Which is greater than zero since V_{2 }> V_{1}. Therefore,

(ΔS)_{univ.} > 0

If we combine both processes, we get the entropy change of the universe.

(ΔS)_{univ.} = (ΔS)_{sys.} + (ΔS)_{surr.} ≥ 0

The above inequality implies that (ΔS)_{univ.} is zero for a reversible process and increases for an irreversible process. The increase in entropy is because there may be work done on the system, resulting in friction and viscosity. Alternatively, there may be a chemical reaction occurring. The second law of thermodynamics leads us to conclude that disorder in the universe is increasing over time.

## Example

To understand the second law with an example, let us consider a typical irreversible process from real life ^{[2,4,5]}.

Suppose a hot object is put in contact with a cold object. Heat flows from the former to the latter, so the two come to thermal equilibrium. Now, suppose the two are separated. Would they return to their original temperatures? No. Thus, bringing them to the same temperature is irreversible; entropy will increase.

## Alternative Statements of the Second Law

The second law of thermodynamics has two alternative statements ^{[3,5]}.

**Clausius Statement**: “It is impossible to construct a device that, operating on a complete cycle, produces no effect other than transferring heat from a cold body to a hot body.”**Kelvin-Planck Statement:**“It is impossible to construct a device that, operating on a complete cycle, produces no effect other than converting heat directly into work.”

An application of the second law lies in heat engines and refrigerators. The second law places theoretical limits on the performances of these machines. Kelvin-Planck statement implies that no heat engine can have a thermal efficiency of 100%; otherwise, it would violate the second law. For example, a diesel engine has a thermal efficiency of 30%.

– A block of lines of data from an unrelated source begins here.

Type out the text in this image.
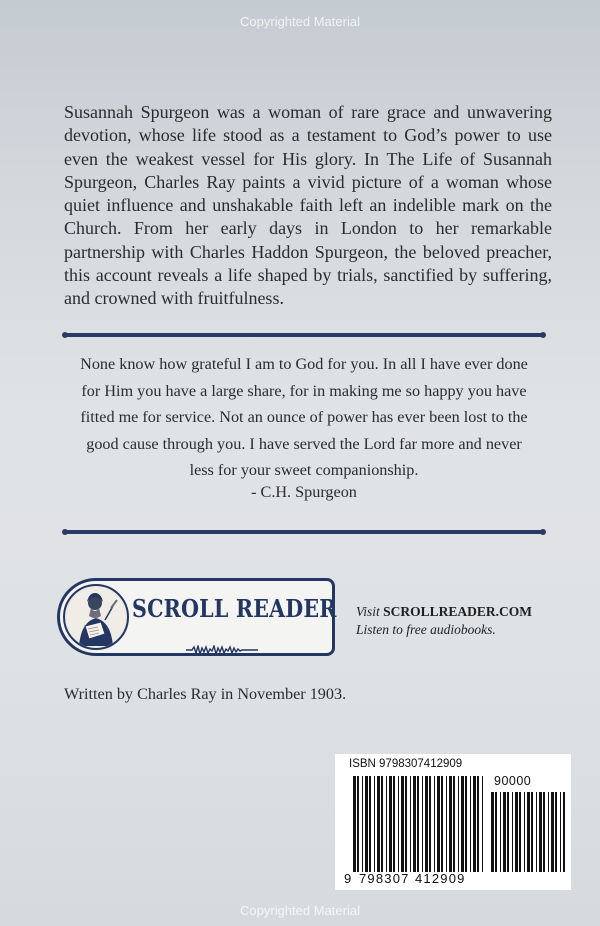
Copyrighted Material

Susannah Spurgeon was a woman of rare grace and unwavering devotion, whose life stood as a testament to God’s power to use even the weakest vessel for His glory. In The Life of Susannah Spurgeon, Charles Ray paints a vivid picture of a woman whose quiet influence and unshakable faith left an indelible mark on the Church. From her early days in London to her remarkable partnership with Charles Haddon Spurgeon, the beloved preacher, this account reveals a life shaped by trials, sanctified by suffering, and crowned with fruitfulness.

None know how grateful I am to God for you. In all I have ever done
for Him you have a large share, for in making me so happy you have
fitted me for service. Not an ounce of power has ever been lost to the
good cause through you. I have served the Lord far more and never
less for your sweet companionship.
- C.H. Spurgeon
SCROLL READER Visit SCROLLREADER.COM
Listen to free audiobooks.
Written by Charles Ray in November 1903.
ISBN 9798307412909
90000
9 798307 412909
Copyrighted Material
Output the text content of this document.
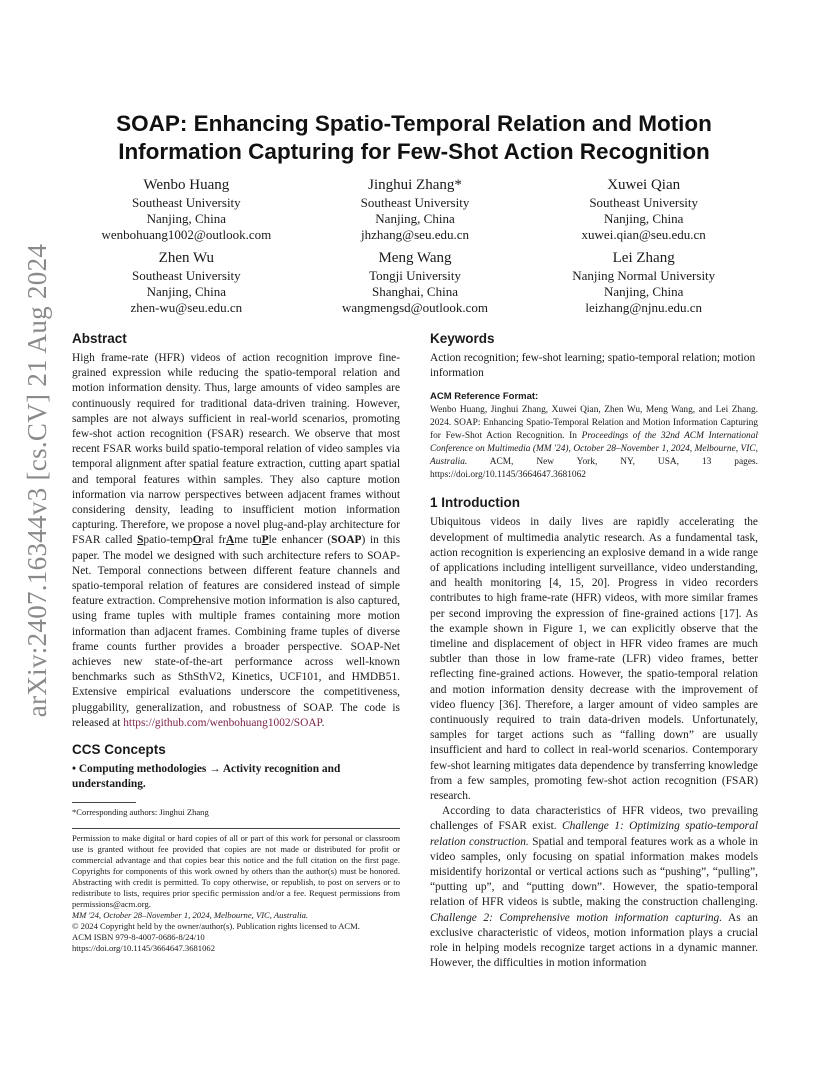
arXiv:2407.16344v3 [cs.CV] 21 Aug 2024
SOAP: Enhancing Spatio-Temporal Relation and Motion
Information Capturing for Few-Shot Action Recognition
Wenbo Huang
Southeast University
Nanjing, China
wenbohuang1002@outlook.com
Jinghui Zhang*
Southeast University
Nanjing, China
jhzhang@seu.edu.cn
Xuwei Qian
Southeast University
Nanjing, China
xuwei.qian@seu.edu.cn
Zhen Wu
Southeast University
Nanjing, China
zhen-wu@seu.edu.cn
Meng Wang
Tongji University
Shanghai, China
wangmengsd@outlook.com
Lei Zhang
Nanjing Normal University
Nanjing, China
leizhang@njnu.edu.cn
Abstract

High frame-rate (HFR) videos of action recognition improve fine-grained expression while reducing the spatio-temporal relation and motion information density. Thus, large amounts of video samples are continuously required for traditional data-driven training. However, samples are not always sufficient in real-world scenarios, promoting few-shot action recognition (FSAR) research. We observe that most recent FSAR works build spatio-temporal relation of video samples via temporal alignment after spatial feature extraction, cutting apart spatial and temporal features within samples. They also capture motion information via narrow perspectives between adjacent frames without considering density, leading to insufficient motion information capturing. Therefore, we propose a novel plug-and-play architecture for FSAR called Spatio-tempOral frAme tuPle enhancer (SOAP) in this paper. The model we designed with such architecture refers to SOAP-Net. Temporal connections between different feature channels and spatio-temporal relation of features are considered instead of simple feature extraction. Comprehensive motion information is also captured, using frame tuples with multiple frames containing more motion information than adjacent frames. Combining frame tuples of diverse frame counts further provides a broader perspective. SOAP-Net achieves new state-of-the-art performance across well-known benchmarks such as SthSthV2, Kinetics, UCF101, and HMDB51. Extensive empirical evaluations underscore the competitiveness, pluggability, generalization, and robustness of SOAP. The code is released at https://github.com/wenbohuang1002/SOAP.

CCS Concepts
• Computing methodologies → Activity recognition and understanding.
*Corresponding authors: Jinghui Zhang
Permission to make digital or hard copies of all or part of this work for personal or classroom use is granted without fee provided that copies are not made or distributed for profit or commercial advantage and that copies bear this notice and the full citation on the first page. Copyrights for components of this work owned by others than the author(s) must be honored. Abstracting with credit is permitted. To copy otherwise, or republish, to post on servers or to redistribute to lists, requires prior specific permission and/or a fee. Request permissions from permissions@acm.org.
MM '24, October 28–November 1, 2024, Melbourne, VIC, Australia.
© 2024 Copyright held by the owner/author(s). Publication rights licensed to ACM.
ACM ISBN 979-8-4007-0686-8/24/10
https://doi.org/10.1145/3664647.3681062
Keywords

Action recognition; few-shot learning; spatio-temporal relation; motion information

ACM Reference Format:
Wenbo Huang, Jinghui Zhang, Xuwei Qian, Zhen Wu, Meng Wang, and Lei Zhang. 2024. SOAP: Enhancing Spatio-Temporal Relation and Motion Information Capturing for Few-Shot Action Recognition. In Proceedings of the 32nd ACM International Conference on Multimedia (MM '24), October 28–November 1, 2024, Melbourne, VIC, Australia. ACM, New York, NY, USA, 13 pages. https://doi.org/10.1145/3664647.3681062
1 Introduction

Ubiquitous videos in daily lives are rapidly accelerating the development of multimedia analytic research. As a fundamental task, action recognition is experiencing an explosive demand in a wide range of applications including intelligent surveillance, video understanding, and health monitoring [4, 15, 20]. Progress in video recorders contributes to high frame-rate (HFR) videos, with more similar frames per second improving the expression of fine-grained actions [17]. As the example shown in Figure 1, we can explicitly observe that the timeline and displacement of object in HFR video frames are much subtler than those in low frame-rate (LFR) video frames, better reflecting fine-grained actions. However, the spatio-temporal relation and motion information density decrease with the improvement of video fluency [36]. Therefore, a larger amount of video samples are continuously required to train data-driven models. Unfortunately, samples for target actions such as “falling down” are usually insufficient and hard to collect in real-world scenarios. Contemporary few-shot learning mitigates data dependence by transferring knowledge from a few samples, promoting few-shot action recognition (FSAR) research.

According to data characteristics of HFR videos, two prevailing challenges of FSAR exist. Challenge 1: Optimizing spatio-temporal relation construction. Spatial and temporal features work as a whole in video samples, only focusing on spatial information makes models misidentify horizontal or vertical actions such as “pushing”, “pulling”, “putting up”, and “putting down”. However, the spatio-temporal relation of HFR videos is subtle, making the construction challenging. Challenge 2: Comprehensive motion information capturing. As an exclusive characteristic of videos, motion information plays a crucial role in helping models recognize target actions in a dynamic manner. However, the difficulties in motion information
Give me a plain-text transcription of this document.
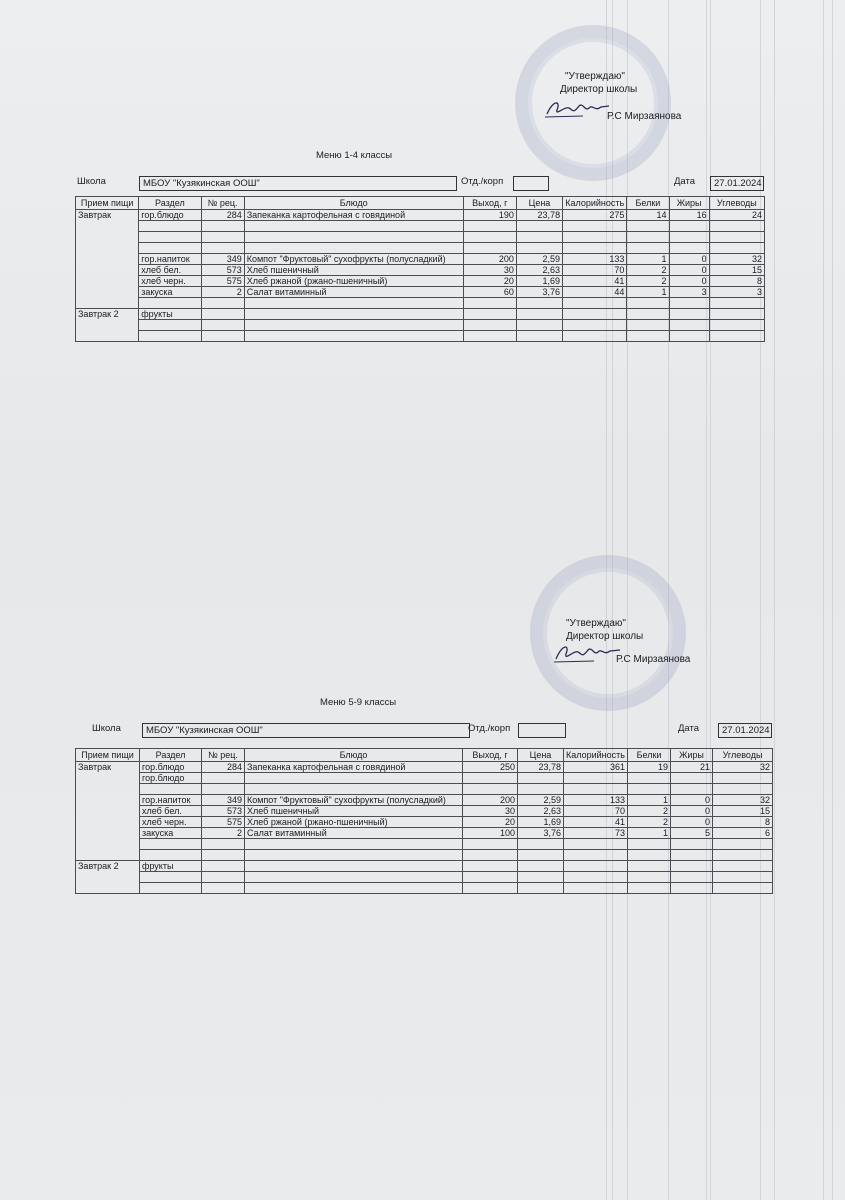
"Утверждаю"
Директор школы
Р.С Мирзаянова
Меню 1-4 классы
Школа	МБОУ "Кузякинская ООШ"	Отд./корп	Дата	27.01.2024
Прием пищи	Раздел	№ рец.	Блюдо	Выход, г	Цена	Калорийность	Белки	Жиры	Углеводы
Завтрак	гор.блюдо	284	Запеканка картофельная с говядиной	190	23,78	275	14	16	24

	гор.напиток	349	Компот "Фруктовый" сухофрукты (полусладкий)	200	2,59	133	1	0	32
	хлеб бел.	573	Хлеб пшеничный	30	2,63	70	2	0	15
	хлеб черн.	575	Хлеб ржаной (ржано-пшеничный)	20	1,69	41	2	0	8
	закуска	2	Салат витаминный	60	3,76	44	1	3	3

Завтрак 2	фрукты								

"Утверждаю"
Директор школы
Р.С Мирзаянова
Меню 5-9 классы
Школа	МБОУ "Кузякинская ООШ"	Отд./корп	Дата	27.01.2024
Прием пищи	Раздел	№ рец.	Блюдо	Выход, г	Цена	Калорийность	Белки	Жиры	Углеводы
Завтрак	гор.блюдо	284	Запеканка картофельная с говядиной	250	23,78	361	19	21	32
	гор.блюдо								

	гор.напиток	349	Компот "Фруктовый" сухофрукты (полусладкий)	200	2,59	133	1	0	32
	хлеб бел.	573	Хлеб пшеничный	30	2,63	70	2	0	15
	хлеб черн.	575	Хлеб ржаной (ржано-пшеничный)	20	1,69	41	2	0	8
	закуска	2	Салат витаминный	100	3,76	73	1	5	6

Завтрак 2	фрукты								
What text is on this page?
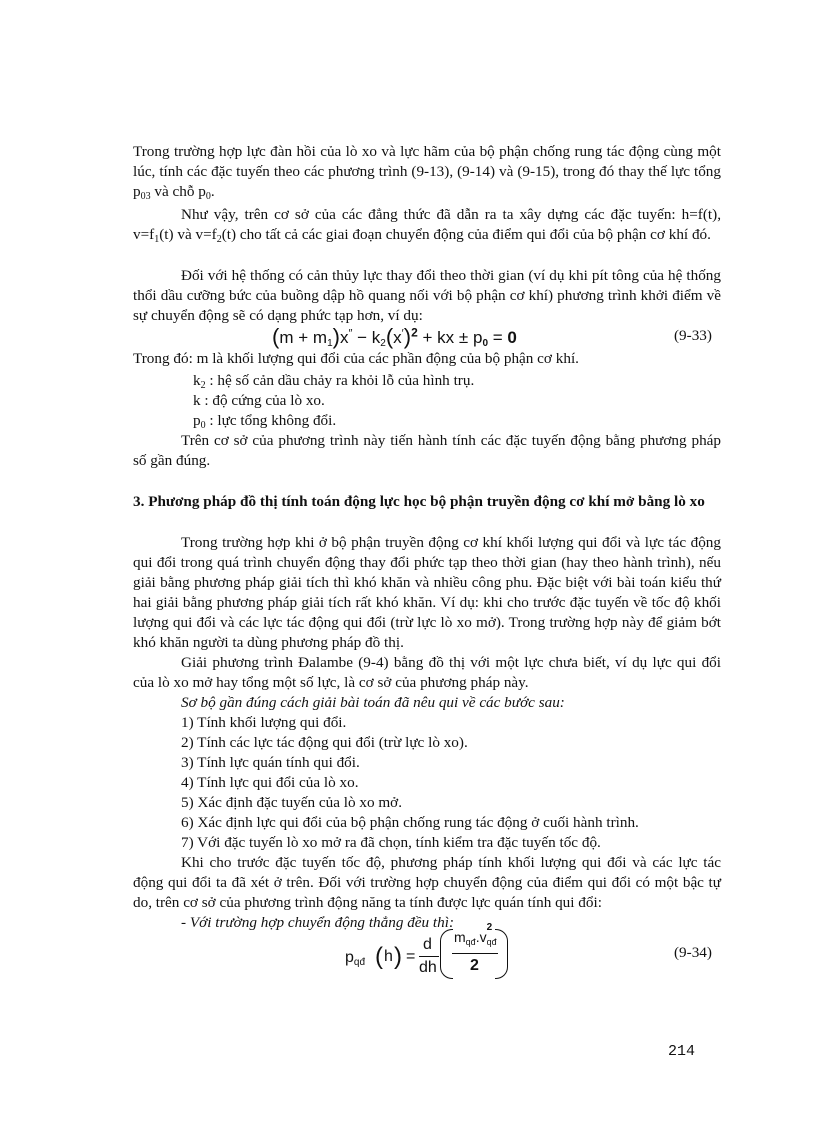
Trong trường hợp lực đàn hồi của lò xo và lực hãm của bộ phận chống rung tác động cùng một lúc, tính các đặc tuyến theo các phương trình (9-13), (9-14) và (9-15), trong đó thay thế lực tổng $p_{03}$ và chỗ $p_0$.

Như vậy, trên cơ sở của các đẳng thức đã dẫn ra ta xây dựng các đặc tuyến: h=f(t), $v=f_1(t)$ và $v=f_2(t)$ cho tất cả các giai đoạn chuyển động của điểm qui đổi của bộ phận cơ khí đó.

Đối với hệ thống có cản thủy lực thay đổi theo thời gian (ví dụ khi pít tông của hệ thống thổi dầu cưỡng bức của buồng dập hồ quang nối với bộ phận cơ khí) phương trình khởi điểm về sự chuyển động sẽ có dạng phức tạp hơn, ví dụ:

$(m + m_1)x'' - k_2(x')^2$ + kx ± $p_0 = 0$	(9-33)

Trong đó: m là khối lượng qui đổi của các phần động của bộ phận cơ khí.

$k_2$ : hệ số cản dầu chảy ra khỏi lỗ của hình trụ.

k : độ cứng của lò xo.

$p_0$ : lực tổng không đổi.

Trên cơ sở của phương trình này tiến hành tính các đặc tuyến động bằng phương pháp số gần đúng.

3. Phương pháp đồ thị tính toán động lực học bộ phận truyền động cơ khí mở bằng lò xo

Trong trường hợp khi ở bộ phận truyền động cơ khí khối lượng qui đổi và lực tác động qui đổi trong quá trình chuyển động thay đổi phức tạp theo thời gian (hay theo hành trình), nếu giải bằng phương pháp giải tích thì khó khăn và nhiều công phu. Đặc biệt với bài toán kiểu thứ hai giải bằng phương pháp giải tích rất khó khăn. Ví dụ: khi cho trước đặc tuyến về tốc độ khối lượng qui đổi và các lực tác động qui đổi (trừ lực lò xo mở). Trong trường hợp này để giảm bớt khó khăn người ta dùng phương pháp đồ thị.

Giải phương trình Đalambe (9-4) bằng đồ thị với một lực chưa biết, ví dụ lực qui đổi của lò xo mở hay tổng một số lực, là cơ sở của phương pháp này.

Sơ bộ gần đúng cách giải bài toán đã nêu qui về các bước sau:

1) Tính khối lượng qui đổi.
2) Tính các lực tác động qui đổi (trừ lực lò xo).
3) Tính lực quán tính qui đổi.
4) Tính lực qui đổi của lò xo.
5) Xác định đặc tuyến của lò xo mở.
6) Xác định lực qui đổi của bộ phận chống rung tác động ở cuối hành trình.
7) Với đặc tuyến lò xo mở ra đã chọn, tính kiểm tra đặc tuyến tốc độ.

Khi cho trước đặc tuyến tốc độ, phương pháp tính khối lượng qui đổi và các lực tác động qui đổi ta đã xét ở trên. Đối với trường hợp chuyển động của điểm qui đổi có một bậc tự do, trên cơ sở của phương trình động năng ta tính được lực quán tính qui đổi:

- Với trường hợp chuyển động thẳng đều thì:

$p_{qđ}$ ( h ) =
d
dh
$m_{qđ}.v$
2
qđ
2
(9-34)
214
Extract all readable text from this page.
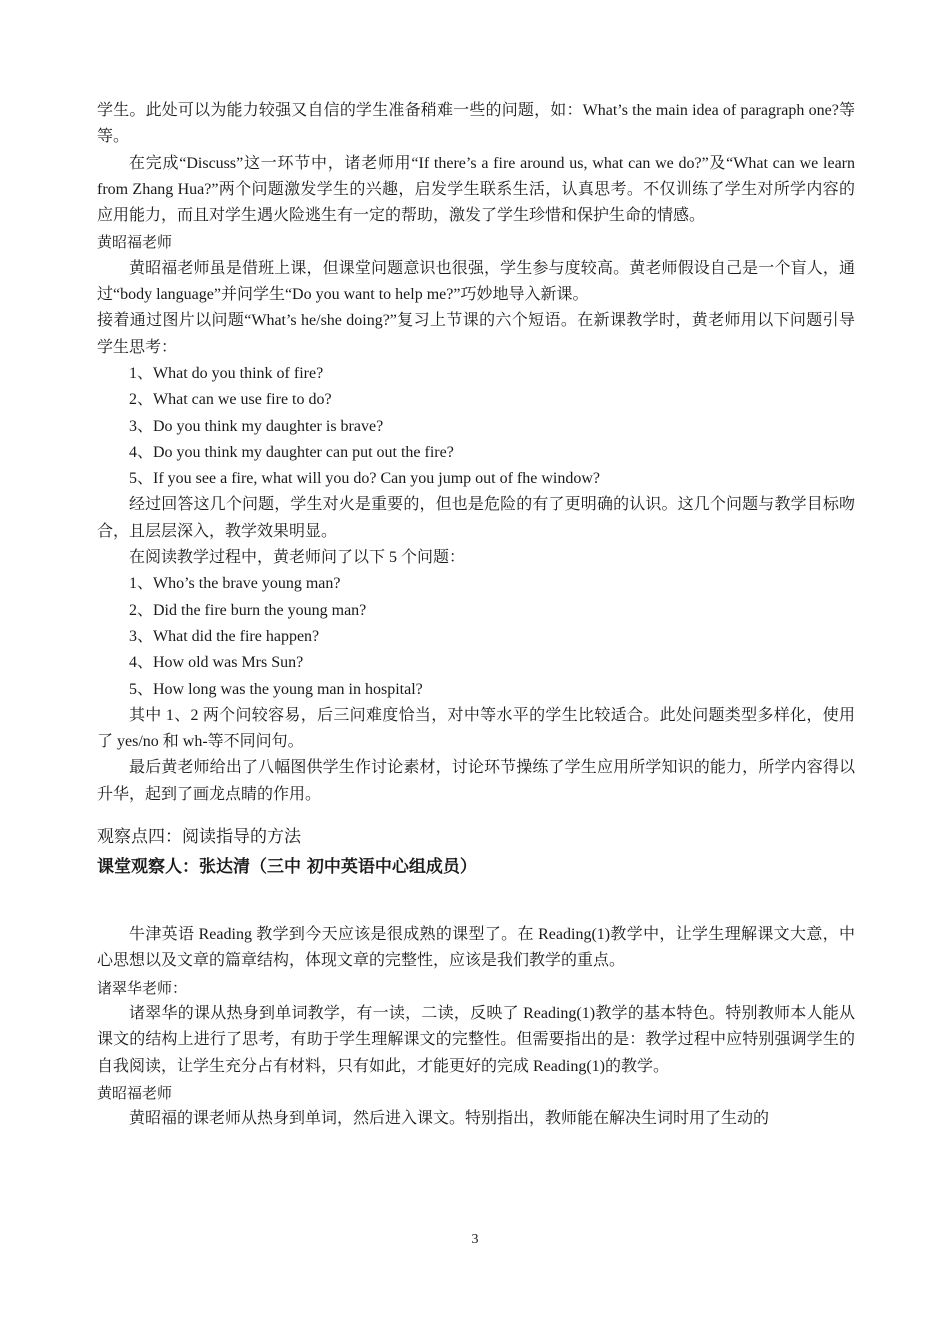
学生。此处可以为能力较强又自信的学生准备稍难一些的问题，如：What’s the main idea of paragraph one?等等。

在完成“Discuss”这一环节中，诸老师用“If there’s a fire around us, what can we do?”及“What can we learn from Zhang Hua?”两个问题激发学生的兴趣，启发学生联系生活，认真思考。不仅训练了学生对所学内容的应用能力，而且对学生遇火险逃生有一定的帮助，激发了学生珍惜和保护生命的情感。

黄昭福老师

黄昭福老师虽是借班上课，但课堂问题意识也很强，学生参与度较高。黄老师假设自己是一个盲人，通过“body language”并问学生“Do you want to help me?”巧妙地导入新课。

接着通过图片以问题“What’s he/she doing?”复习上节课的六个短语。在新课教学时，黄老师用以下问题引导学生思考：

1、What do you think of fire?

2、What can we use fire to do?

3、Do you think my daughter is brave?

4、Do you think my daughter can put out the fire?

5、If you see a fire, what will you do? Can you jump out of fhe window?

经过回答这几个问题，学生对火是重要的，但也是危险的有了更明确的认识。这几个问题与教学目标吻合，且层层深入，教学效果明显。

在阅读教学过程中，黄老师问了以下 5 个问题：

1、Who’s the brave young man?

2、Did the fire burn the young man?

3、What did the fire happen?

4、How old was Mrs Sun?

5、How long was the young man in hospital?

其中 1、2 两个问较容易，后三问难度恰当，对中等水平的学生比较适合。此处问题类型多样化，使用了 yes/no 和 wh-等不同问句。

最后黄老师给出了八幅图供学生作讨论素材，讨论环节操练了学生应用所学知识的能力，所学内容得以升华，起到了画龙点睛的作用。

观察点四：阅读指导的方法

课堂观察人：张达清（三中 初中英语中心组成员）

牛津英语 Reading 教学到今天应该是很成熟的课型了。在 Reading(1)教学中，让学生理解课文大意，中心思想以及文章的篇章结构，体现文章的完整性，应该是我们教学的重点。

诸翠华老师：

诸翠华的课从热身到单词教学，有一读，二读，反映了 Reading(1)教学的基本特色。特别教师本人能从课文的结构上进行了思考，有助于学生理解课文的完整性。但需要指出的是：教学过程中应特别强调学生的自我阅读，让学生充分占有材料，只有如此，才能更好的完成 Reading(1)的教学。

黄昭福老师

黄昭福的课老师从热身到单词，然后进入课文。特别指出，教师能在解决生词时用了生动的

3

In nature, heat flows from a high-temperature region to a low-temperature region, as in the case of a heat engine. The reverse is not possible naturally; otherwise, the second law will be violated. However, a refrigerator can transfer heat from low to high temperatures, aided by work. According to Clausius statement, a refrigerator will not operate unless an external force drives its compressor to perform the desired work.

Any machine that violates the second law of thermodynamics is called the **perpetual motion of the second kind**.